Analysts cite a lack of demand leading to an expected oversized storage injection Thursday. Last year a stout 94 Bcf was injected and the five-year pace stands at 75 Bcf. Consensus estimates are in the mid-80 Bcf range, and Bentek Energy predicts an 88 Bcf build utilizing its flow model and said the number could go even higher due to the holiday. "Demand in the U.S. fell 2 Bcf/d from the previous week, largely due to power burn demand as temperatures fell in the eastern half of the country," the firm said.
"Furthermore, even though the week technically did not contain a holiday, the large injections during the week indicate that there is some high-side risk to this week's forecast due to potential impact from the holiday week. The lower demand levels allowed more gas to move into storage, especially in the East and Producing regions. Total sample injections within the Producing Region picked up significantly compared to the previous week, which was concentrated in Bentek's sample of salt dome facilities. Sample injections within the region increased more than 200% compared to the previous week. The region is expected to announce a relatively strong injection for the week, which will likely continue to push inventories within the salt dome facilities toward all-time highs.
Other estimates of Thursday's Energy Information Administration storage report include ICAP Energy at 86 Bcf and IAF Advisors looking for an 84 Bcf build. A Reuters survey of 23 traders and analysts revealed a sample mean of 86 Bcf with a range of 79 Bcf to 93 Bcf.
Longer-term analysis suggests, however, that demand will have to increase substantially to rebalance the market. In a Thursday morning report RBN Energy said, "With about 127 days between June 26 and the end of the theoretical injection season on Oct. 31, gas demand would need to continue exceeding 2014 demand by 5 Bcf/d or more for the entire period to drop inventories back down to last year's level.
"But while the hottest months are still ahead, air conditioning use is likely to decline during the fall 'shoulder' months. That could bloat storage injections again and leave a surplus going into the gas winter season at the end of October, especially if there are no further production slowdowns."

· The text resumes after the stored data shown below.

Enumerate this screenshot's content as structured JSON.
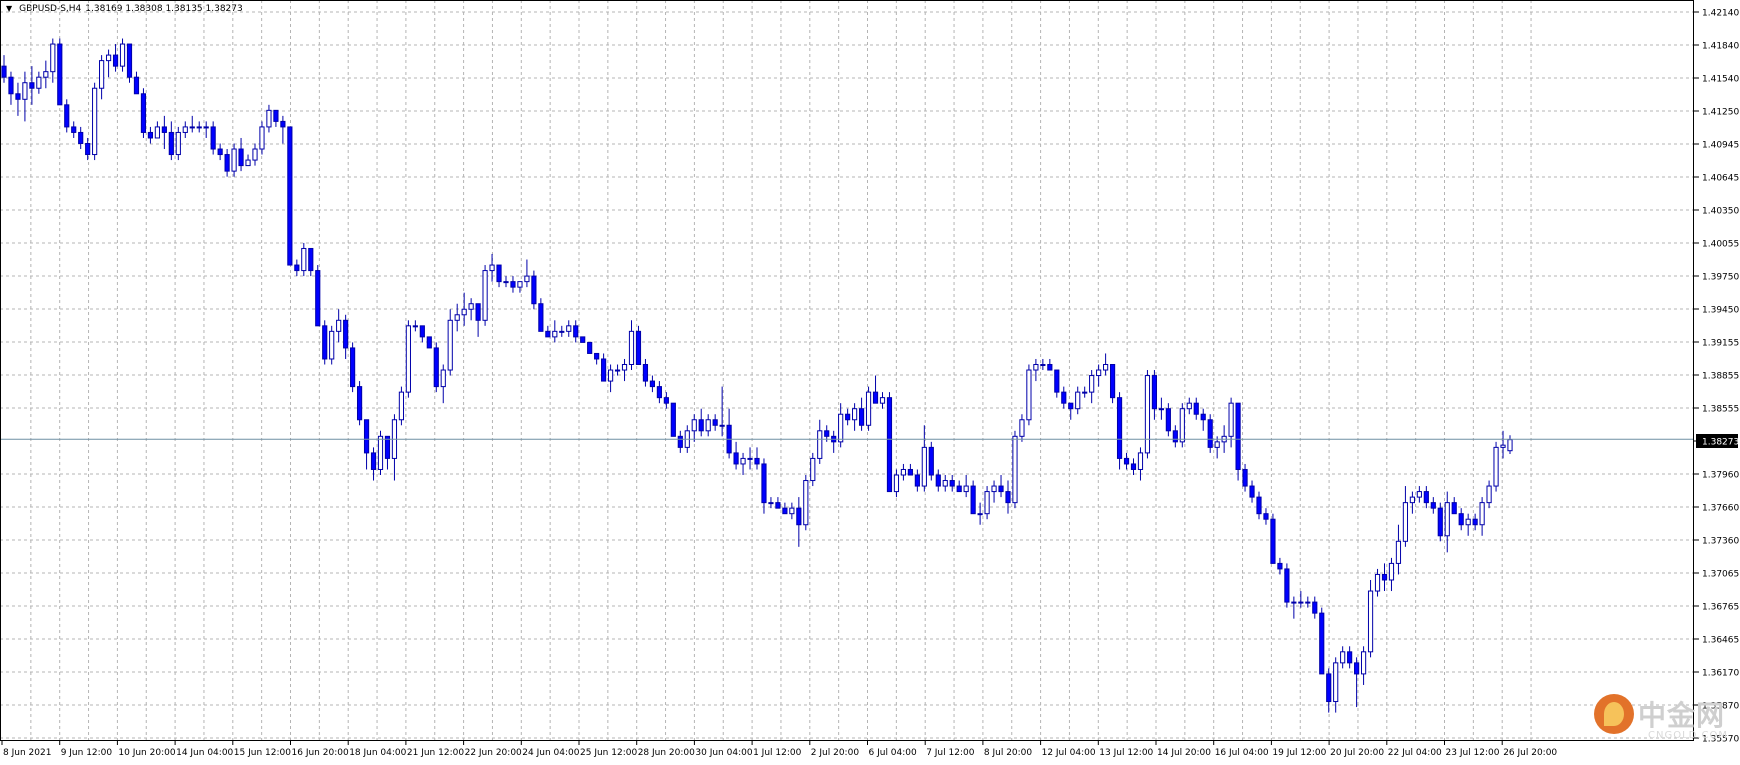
{
  "header": {
    "symbol": "GBPUSD-S,H4",
    "ohlc": "1.38169 1.38308 1.38135 1.38273"
  },
  "price_axis": {
    "labels": [
      "1.42140",
      "1.41840",
      "1.41540",
      "1.41250",
      "1.40945",
      "1.40645",
      "1.40350",
      "1.40055",
      "1.39750",
      "1.39450",
      "1.39155",
      "1.38855",
      "1.38555",
      "1.38273",
      "1.37960",
      "1.37660",
      "1.37360",
      "1.37065",
      "1.36765",
      "1.36465",
      "1.36170",
      "1.35870",
      "1.35570"
    ],
    "current_price": "1.38273"
  },
  "time_axis": {
    "labels": [
      "8 Jun 2021",
      "9 Jun 12:00",
      "10 Jun 20:00",
      "14 Jun 04:00",
      "15 Jun 12:00",
      "16 Jun 20:00",
      "18 Jun 04:00",
      "21 Jun 12:00",
      "22 Jun 20:00",
      "24 Jun 04:00",
      "25 Jun 12:00",
      "28 Jun 20:00",
      "30 Jun 04:00",
      "1 Jul 12:00",
      "2 Jul 20:00",
      "6 Jul 04:00",
      "7 Jul 12:00",
      "8 Jul 20:00",
      "12 Jul 04:00",
      "13 Jul 12:00",
      "14 Jul 20:00",
      "16 Jul 04:00",
      "19 Jul 12:00",
      "20 Jul 20:00",
      "22 Jul 04:00",
      "23 Jul 12:00",
      "26 Jul 20:00"
    ]
  },
  "watermark": {
    "logo_text": "中金网",
    "logo_sub": "CNGOLD.COM"
  },
  "colors": {
    "bull": "#ffffff",
    "bear": "#0000ff",
    "wick": "#0000aa",
    "grid": "#b4b4b4",
    "current_line": "#6f8fa3",
    "price_box": "#000000"
  },
  "chart_data": {
    "type": "candlestick",
    "title": "",
    "timeframe": "H4",
    "ylim": [
      1.3557,
      1.4214
    ],
    "ohlc": [
      [
        1.4165,
        1.4175,
        1.415,
        1.4155
      ],
      [
        1.4155,
        1.416,
        1.413,
        1.414
      ],
      [
        1.414,
        1.415,
        1.412,
        1.4135
      ],
      [
        1.4135,
        1.416,
        1.4115,
        1.415
      ],
      [
        1.415,
        1.4165,
        1.413,
        1.4145
      ],
      [
        1.4145,
        1.416,
        1.414,
        1.4155
      ],
      [
        1.4155,
        1.417,
        1.4145,
        1.416
      ],
      [
        1.416,
        1.419,
        1.415,
        1.4185
      ],
      [
        1.4185,
        1.419,
        1.413,
        1.413
      ],
      [
        1.413,
        1.4135,
        1.4105,
        1.411
      ],
      [
        1.411,
        1.4115,
        1.41,
        1.4105
      ],
      [
        1.4105,
        1.411,
        1.409,
        1.4095
      ],
      [
        1.4095,
        1.41,
        1.408,
        1.4085
      ],
      [
        1.4085,
        1.415,
        1.408,
        1.4145
      ],
      [
        1.4145,
        1.4175,
        1.4135,
        1.417
      ],
      [
        1.417,
        1.418,
        1.4155,
        1.4175
      ],
      [
        1.4175,
        1.4185,
        1.416,
        1.4165
      ],
      [
        1.4165,
        1.419,
        1.416,
        1.4185
      ],
      [
        1.4185,
        1.418,
        1.415,
        1.4155
      ],
      [
        1.4155,
        1.416,
        1.414,
        1.414
      ],
      [
        1.414,
        1.4145,
        1.41,
        1.4105
      ],
      [
        1.4105,
        1.411,
        1.4095,
        1.41
      ],
      [
        1.41,
        1.4115,
        1.41,
        1.411
      ],
      [
        1.411,
        1.412,
        1.409,
        1.4105
      ],
      [
        1.4105,
        1.4115,
        1.408,
        1.4085
      ],
      [
        1.4085,
        1.411,
        1.408,
        1.4105
      ],
      [
        1.4105,
        1.4115,
        1.41,
        1.411
      ],
      [
        1.411,
        1.412,
        1.4105,
        1.411
      ],
      [
        1.411,
        1.4115,
        1.4105,
        1.411
      ],
      [
        1.411,
        1.4115,
        1.41,
        1.411
      ],
      [
        1.411,
        1.4115,
        1.4085,
        1.409
      ],
      [
        1.409,
        1.4095,
        1.408,
        1.4085
      ],
      [
        1.4085,
        1.409,
        1.4065,
        1.407
      ],
      [
        1.407,
        1.4095,
        1.4065,
        1.409
      ],
      [
        1.409,
        1.41,
        1.407,
        1.4075
      ],
      [
        1.4075,
        1.4085,
        1.4075,
        1.408
      ],
      [
        1.408,
        1.4095,
        1.4075,
        1.409
      ],
      [
        1.409,
        1.4115,
        1.4085,
        1.411
      ],
      [
        1.411,
        1.413,
        1.4105,
        1.4125
      ],
      [
        1.4125,
        1.4125,
        1.411,
        1.4115
      ],
      [
        1.4115,
        1.412,
        1.4095,
        1.411
      ],
      [
        1.411,
        1.411,
        1.3985,
        1.3985
      ],
      [
        1.3985,
        1.399,
        1.3975,
        1.398
      ],
      [
        1.398,
        1.4005,
        1.3975,
        1.4
      ],
      [
        1.4,
        1.4,
        1.3975,
        1.398
      ],
      [
        1.398,
        1.3985,
        1.393,
        1.393
      ],
      [
        1.393,
        1.3935,
        1.3895,
        1.39
      ],
      [
        1.39,
        1.393,
        1.3895,
        1.3925
      ],
      [
        1.3925,
        1.3945,
        1.3915,
        1.3935
      ],
      [
        1.3935,
        1.394,
        1.39,
        1.391
      ],
      [
        1.391,
        1.3915,
        1.387,
        1.3875
      ],
      [
        1.3875,
        1.388,
        1.384,
        1.3845
      ],
      [
        1.3845,
        1.3845,
        1.38,
        1.3815
      ],
      [
        1.3815,
        1.382,
        1.379,
        1.38
      ],
      [
        1.38,
        1.3835,
        1.3795,
        1.383
      ],
      [
        1.383,
        1.383,
        1.38,
        1.381
      ],
      [
        1.381,
        1.385,
        1.379,
        1.3845
      ],
      [
        1.3845,
        1.3875,
        1.384,
        1.387
      ],
      [
        1.387,
        1.3935,
        1.3865,
        1.393
      ],
      [
        1.393,
        1.3935,
        1.3925,
        1.393
      ],
      [
        1.393,
        1.3925,
        1.3915,
        1.392
      ],
      [
        1.392,
        1.392,
        1.391,
        1.391
      ],
      [
        1.391,
        1.3915,
        1.387,
        1.3875
      ],
      [
        1.3875,
        1.3895,
        1.386,
        1.389
      ],
      [
        1.389,
        1.3945,
        1.3885,
        1.3935
      ],
      [
        1.3935,
        1.395,
        1.3925,
        1.394
      ],
      [
        1.394,
        1.396,
        1.393,
        1.3945
      ],
      [
        1.3945,
        1.3955,
        1.3935,
        1.395
      ],
      [
        1.395,
        1.395,
        1.392,
        1.3935
      ],
      [
        1.3935,
        1.3985,
        1.393,
        1.398
      ],
      [
        1.398,
        1.3995,
        1.397,
        1.3985
      ],
      [
        1.3985,
        1.398,
        1.3965,
        1.397
      ],
      [
        1.397,
        1.3975,
        1.3965,
        1.397
      ],
      [
        1.397,
        1.3975,
        1.396,
        1.3965
      ],
      [
        1.3965,
        1.397,
        1.396,
        1.397
      ],
      [
        1.397,
        1.399,
        1.3965,
        1.3975
      ],
      [
        1.3975,
        1.398,
        1.3945,
        1.395
      ],
      [
        1.395,
        1.3955,
        1.3925,
        1.3925
      ],
      [
        1.3925,
        1.393,
        1.392,
        1.392
      ],
      [
        1.392,
        1.3935,
        1.3915,
        1.3925
      ],
      [
        1.3925,
        1.393,
        1.392,
        1.3925
      ],
      [
        1.3925,
        1.3935,
        1.392,
        1.393
      ],
      [
        1.393,
        1.3935,
        1.3915,
        1.392
      ],
      [
        1.392,
        1.392,
        1.3915,
        1.3915
      ],
      [
        1.3915,
        1.3915,
        1.3905,
        1.3905
      ],
      [
        1.3905,
        1.3905,
        1.3895,
        1.39
      ],
      [
        1.39,
        1.3905,
        1.388,
        1.388
      ],
      [
        1.388,
        1.3895,
        1.387,
        1.389
      ],
      [
        1.389,
        1.3895,
        1.3885,
        1.389
      ],
      [
        1.389,
        1.39,
        1.388,
        1.3895
      ],
      [
        1.3895,
        1.3935,
        1.389,
        1.3925
      ],
      [
        1.3925,
        1.393,
        1.3895,
        1.3895
      ],
      [
        1.3895,
        1.39,
        1.3875,
        1.388
      ],
      [
        1.388,
        1.3885,
        1.387,
        1.3875
      ],
      [
        1.3875,
        1.388,
        1.386,
        1.3865
      ],
      [
        1.3865,
        1.387,
        1.3855,
        1.386
      ],
      [
        1.386,
        1.386,
        1.383,
        1.383
      ],
      [
        1.383,
        1.3835,
        1.3815,
        1.382
      ],
      [
        1.382,
        1.384,
        1.3815,
        1.3835
      ],
      [
        1.3835,
        1.385,
        1.3825,
        1.3845
      ],
      [
        1.3845,
        1.3855,
        1.383,
        1.3835
      ],
      [
        1.3835,
        1.385,
        1.383,
        1.3845
      ],
      [
        1.3845,
        1.385,
        1.3835,
        1.384
      ],
      [
        1.384,
        1.3875,
        1.383,
        1.384
      ],
      [
        1.384,
        1.3855,
        1.381,
        1.3815
      ],
      [
        1.3815,
        1.3825,
        1.38,
        1.3805
      ],
      [
        1.3805,
        1.3815,
        1.3795,
        1.381
      ],
      [
        1.381,
        1.382,
        1.38,
        1.381
      ],
      [
        1.381,
        1.382,
        1.38,
        1.3805
      ],
      [
        1.3805,
        1.381,
        1.376,
        1.377
      ],
      [
        1.377,
        1.3775,
        1.3765,
        1.377
      ],
      [
        1.377,
        1.3775,
        1.3765,
        1.3765
      ],
      [
        1.3765,
        1.377,
        1.376,
        1.376
      ],
      [
        1.376,
        1.377,
        1.3755,
        1.3765
      ],
      [
        1.3765,
        1.3775,
        1.373,
        1.375
      ],
      [
        1.375,
        1.3795,
        1.3745,
        1.379
      ],
      [
        1.379,
        1.3815,
        1.3785,
        1.381
      ],
      [
        1.381,
        1.3845,
        1.3805,
        1.3835
      ],
      [
        1.3835,
        1.384,
        1.3825,
        1.383
      ],
      [
        1.383,
        1.3835,
        1.3815,
        1.3825
      ],
      [
        1.3825,
        1.386,
        1.382,
        1.385
      ],
      [
        1.385,
        1.3855,
        1.384,
        1.3845
      ],
      [
        1.3845,
        1.386,
        1.3835,
        1.3855
      ],
      [
        1.3855,
        1.3865,
        1.3835,
        1.384
      ],
      [
        1.384,
        1.3875,
        1.3835,
        1.387
      ],
      [
        1.387,
        1.3885,
        1.386,
        1.386
      ],
      [
        1.386,
        1.387,
        1.3855,
        1.3865
      ],
      [
        1.3865,
        1.387,
        1.378,
        1.378
      ],
      [
        1.378,
        1.38,
        1.3775,
        1.3795
      ],
      [
        1.3795,
        1.3805,
        1.379,
        1.38
      ],
      [
        1.38,
        1.3805,
        1.3795,
        1.3795
      ],
      [
        1.3795,
        1.38,
        1.378,
        1.3785
      ],
      [
        1.3785,
        1.384,
        1.378,
        1.382
      ],
      [
        1.382,
        1.3825,
        1.379,
        1.3795
      ],
      [
        1.3795,
        1.38,
        1.378,
        1.3785
      ],
      [
        1.3785,
        1.3795,
        1.378,
        1.379
      ],
      [
        1.379,
        1.3795,
        1.378,
        1.3785
      ],
      [
        1.3785,
        1.379,
        1.378,
        1.378
      ],
      [
        1.378,
        1.3795,
        1.3775,
        1.3785
      ],
      [
        1.3785,
        1.379,
        1.376,
        1.376
      ],
      [
        1.376,
        1.377,
        1.375,
        1.376
      ],
      [
        1.376,
        1.3785,
        1.3755,
        1.378
      ],
      [
        1.378,
        1.379,
        1.377,
        1.3785
      ],
      [
        1.3785,
        1.3795,
        1.3775,
        1.378
      ],
      [
        1.378,
        1.379,
        1.376,
        1.377
      ],
      [
        1.377,
        1.3835,
        1.3765,
        1.383
      ],
      [
        1.383,
        1.385,
        1.3825,
        1.3845
      ],
      [
        1.3845,
        1.3895,
        1.384,
        1.389
      ],
      [
        1.389,
        1.39,
        1.388,
        1.3895
      ],
      [
        1.3895,
        1.39,
        1.389,
        1.3895
      ],
      [
        1.3895,
        1.39,
        1.389,
        1.389
      ],
      [
        1.389,
        1.389,
        1.3865,
        1.387
      ],
      [
        1.387,
        1.3875,
        1.3855,
        1.386
      ],
      [
        1.386,
        1.386,
        1.3845,
        1.3855
      ],
      [
        1.3855,
        1.3875,
        1.385,
        1.387
      ],
      [
        1.387,
        1.3875,
        1.3865,
        1.387
      ],
      [
        1.387,
        1.389,
        1.386,
        1.3885
      ],
      [
        1.3885,
        1.3895,
        1.3875,
        1.389
      ],
      [
        1.389,
        1.3905,
        1.3885,
        1.3895
      ],
      [
        1.3895,
        1.3895,
        1.386,
        1.3865
      ],
      [
        1.3865,
        1.387,
        1.38,
        1.381
      ],
      [
        1.381,
        1.3815,
        1.38,
        1.3805
      ],
      [
        1.3805,
        1.381,
        1.3795,
        1.38
      ],
      [
        1.38,
        1.382,
        1.379,
        1.3815
      ],
      [
        1.3815,
        1.389,
        1.381,
        1.3885
      ],
      [
        1.3885,
        1.389,
        1.3845,
        1.3855
      ],
      [
        1.3855,
        1.3865,
        1.3845,
        1.3855
      ],
      [
        1.3855,
        1.386,
        1.383,
        1.3835
      ],
      [
        1.3835,
        1.384,
        1.382,
        1.3825
      ],
      [
        1.3825,
        1.386,
        1.382,
        1.3855
      ],
      [
        1.3855,
        1.3865,
        1.385,
        1.386
      ],
      [
        1.386,
        1.3865,
        1.3845,
        1.385
      ],
      [
        1.385,
        1.3855,
        1.3835,
        1.3845
      ],
      [
        1.3845,
        1.385,
        1.3815,
        1.382
      ],
      [
        1.382,
        1.383,
        1.381,
        1.3825
      ],
      [
        1.3825,
        1.384,
        1.3815,
        1.383
      ],
      [
        1.383,
        1.3865,
        1.382,
        1.386
      ],
      [
        1.386,
        1.386,
        1.379,
        1.38
      ],
      [
        1.38,
        1.3805,
        1.378,
        1.3785
      ],
      [
        1.3785,
        1.379,
        1.377,
        1.3775
      ],
      [
        1.3775,
        1.378,
        1.3755,
        1.376
      ],
      [
        1.376,
        1.3765,
        1.375,
        1.3755
      ],
      [
        1.3755,
        1.376,
        1.3715,
        1.3715
      ],
      [
        1.3715,
        1.372,
        1.3705,
        1.371
      ],
      [
        1.371,
        1.3715,
        1.3675,
        1.368
      ],
      [
        1.368,
        1.3685,
        1.3665,
        1.368
      ],
      [
        1.368,
        1.369,
        1.3675,
        1.368
      ],
      [
        1.368,
        1.3685,
        1.3675,
        1.368
      ],
      [
        1.368,
        1.3685,
        1.3665,
        1.367
      ],
      [
        1.367,
        1.3675,
        1.3615,
        1.3615
      ],
      [
        1.3615,
        1.362,
        1.358,
        1.359
      ],
      [
        1.359,
        1.363,
        1.358,
        1.3625
      ],
      [
        1.3625,
        1.364,
        1.362,
        1.3635
      ],
      [
        1.3635,
        1.364,
        1.362,
        1.3625
      ],
      [
        1.3625,
        1.363,
        1.3585,
        1.3615
      ],
      [
        1.3615,
        1.364,
        1.3605,
        1.3635
      ],
      [
        1.3635,
        1.37,
        1.363,
        1.369
      ],
      [
        1.369,
        1.371,
        1.3685,
        1.3705
      ],
      [
        1.3705,
        1.3715,
        1.369,
        1.37
      ],
      [
        1.37,
        1.372,
        1.369,
        1.3715
      ],
      [
        1.3715,
        1.375,
        1.3705,
        1.3735
      ],
      [
        1.3735,
        1.3785,
        1.373,
        1.377
      ],
      [
        1.377,
        1.378,
        1.376,
        1.3775
      ],
      [
        1.3775,
        1.3785,
        1.377,
        1.378
      ],
      [
        1.378,
        1.3785,
        1.3765,
        1.377
      ],
      [
        1.377,
        1.3775,
        1.376,
        1.3765
      ],
      [
        1.3765,
        1.377,
        1.3735,
        1.374
      ],
      [
        1.374,
        1.378,
        1.3725,
        1.377
      ],
      [
        1.377,
        1.3775,
        1.376,
        1.376
      ],
      [
        1.376,
        1.3765,
        1.3745,
        1.375
      ],
      [
        1.375,
        1.376,
        1.374,
        1.3755
      ],
      [
        1.3755,
        1.376,
        1.3745,
        1.375
      ],
      [
        1.375,
        1.3775,
        1.374,
        1.377
      ],
      [
        1.377,
        1.379,
        1.3765,
        1.3785
      ],
      [
        1.3785,
        1.3825,
        1.378,
        1.382
      ],
      [
        1.382,
        1.3835,
        1.381,
        1.3822
      ],
      [
        1.3817,
        1.3831,
        1.3814,
        1.3827
      ]
    ]
  }
}
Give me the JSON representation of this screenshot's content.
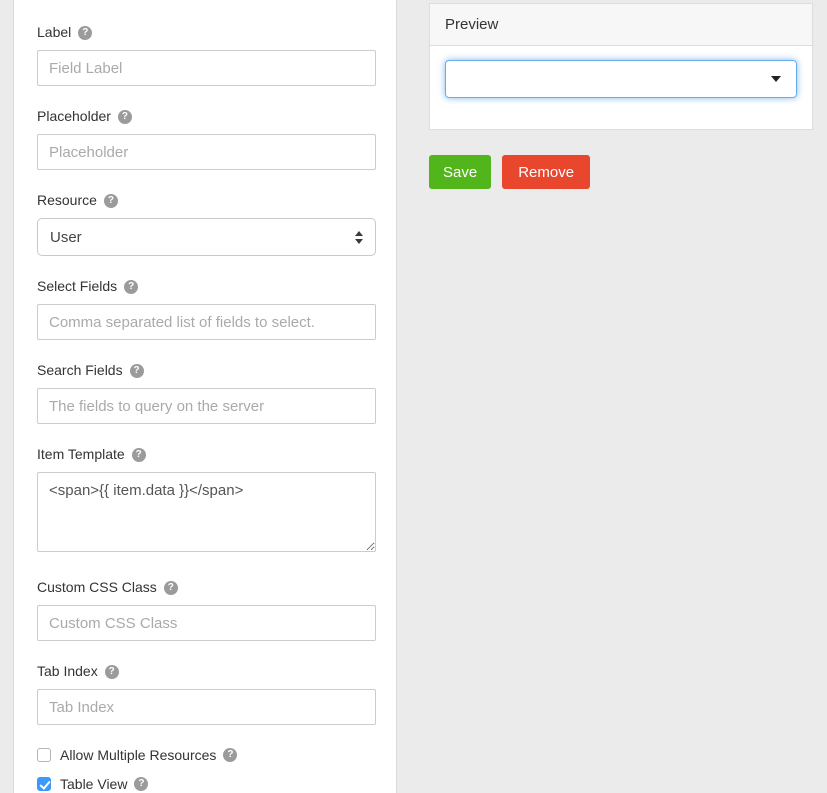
{
  "colors": {
    "page_bg": "#ebebeb",
    "panel_bg": "#ffffff",
    "panel_border": "#dadada",
    "input_border": "#cccccc",
    "placeholder_text": "#aaaaaa",
    "label_text": "#333333",
    "header_bg": "#f7f7f7",
    "save_green": "#52b51c",
    "remove_red": "#e8462d",
    "checkbox_blue": "#3b99fc",
    "focus_blue": "#66afe9",
    "help_icon_gray": "#9b9b9b"
  },
  "form": {
    "fields": [
      {
        "label": "Label",
        "placeholder": "Field Label",
        "value": ""
      },
      {
        "label": "Placeholder",
        "placeholder": "Placeholder",
        "value": ""
      },
      {
        "label": "Resource",
        "value": "User"
      },
      {
        "label": "Select Fields",
        "placeholder": "Comma separated list of fields to select.",
        "value": ""
      },
      {
        "label": "Search Fields",
        "placeholder": "The fields to query on the server",
        "value": ""
      },
      {
        "label": "Item Template",
        "value": "<span>{{ item.data }}</span>"
      },
      {
        "label": "Custom CSS Class",
        "placeholder": "Custom CSS Class",
        "value": ""
      },
      {
        "label": "Tab Index",
        "placeholder": "Tab Index",
        "value": ""
      }
    ],
    "checkboxes": [
      {
        "label": "Allow Multiple Resources",
        "checked": false
      },
      {
        "label": "Table View",
        "checked": true
      }
    ]
  },
  "preview": {
    "title": "Preview",
    "select_value": ""
  },
  "actions": {
    "save": "Save",
    "remove": "Remove"
  },
  "icons": {
    "help": "question-circle",
    "select_stepper": "up-down-arrows",
    "dropdown_caret": "caret-down",
    "checkmark": "check"
  }
}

Despite recent weakness, long-term market technicians are undeterred in their longer-term bullish outlook. Analysts at United ICAP cite numerous wave count and retracement support levels. "Given the widespread support, our strategy remains unchanged, we prefer to be scale-down buyers (in Q4 2015 and Q1 2016 only) with a protective sell stop beneath $2.406," said Brian LaRose, a market technician with the firm.
In overnight Globex trading August crude oil rose $1.16 to $52.98/bbl and August RBOB rose 2 cents to $2.0085/gal.